Visual effects of how we perceive a person is a double edged sword. No doubt,, it can enhance attraction and desire, but it can also impede it. The attraction side can open us to someone who may not be that great of a match on other levels (emotional/psychological) or looks can close us to discovering/considering a person who might be a wonderful fit in other ways. Which is not to dismiss the visual, it's a factor, but i think it is worth it to question and explore the why's and weight we put on it.
Fornicus
3 years ago • Jun 20, 2020
Fornicus • Jun 20, 2020
I feel that there must be a mutual attraction.
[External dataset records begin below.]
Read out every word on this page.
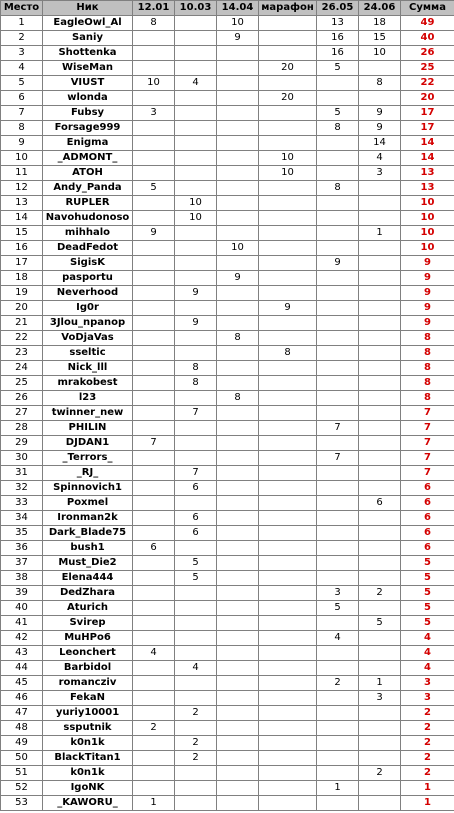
Место	Ник	12.01	10.03	14.04	марафон	26.05	24.06	Сумма
1	EagleOwl_Al	8		10		13	18	49
2	Saniy			9		16	15	40
3	Shottenka					16	10	26
4	WiseMan				20	5		25
5	VIUST	10	4				8	22
6	wlonda				20			20
7	Fubsy	3				5	9	17
8	Forsage999					8	9	17
9	Enigma						14	14
10	_ADMONT_				10		4	14
11	ATOH				10		3	13
12	Andy_Panda	5				8		13
13	RUPLER		10					10
14	Navohudonoso		10					10
15	mihhalo	9					1	10
16	DeadFedot			10				10
17	SigisK					9		9
18	pasportu			9				9
19	Neverhood		9					9
20	Ig0r				9			9
21	3Jlou_npanop		9					9
22	VoDjaVas			8				8
23	sseltic				8			8
24	Nick_lll		8					8
25	mrakobest		8					8
26	l23			8				8
27	twinner_new		7					7
28	PHILIN					7		7
29	DJDAN1	7						7
30	_Terrors_					7		7
31	_RJ_		7					7
32	Spinnovich1		6					6
33	Poxmel						6	6
34	Ironman2k		6					6
35	Dark_Blade75		6					6
36	bush1	6						6
37	Must_Die2		5					5
38	Elena444		5					5
39	DedZhara					3	2	5
40	Aturich					5		5
41	Svirep						5	5
42	MuHPo6					4		4
43	Leonchert	4						4
44	Barbidol		4					4
45	romancziv					2	1	3
46	FekaN						3	3
47	yuriy10001		2					2
48	ssputnik	2						2
49	k0n1k		2					2
50	BlackTitan1		2					2
51	k0n1k						2	2
52	IgoNK					1		1
53	_KAWORU_	1						1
Sometimes it’s a physical attraction. Occasionally, there is an attraction to a personality that can overcome the lack of physical desire.

I understand the desire for autonomy, but I personally prefer to see some bit of photo in a profile. It shows the ability to trust, openly and honestly. Without pictures, you’re left to judge on the merit of personality only. The downside to that is when words say one thing but the physical appearance shows another. I take pride in self care and it shows. To call that shallow is unfair. It’s a physical manifestation from years of self control and self discipline.

I Dom in the same way to my sub that I do for myself. I care for all of her needs. I hold her to a realistic and obtainable standard. However, it requires a great deal of effort from her. Not everyone has that level of commitment.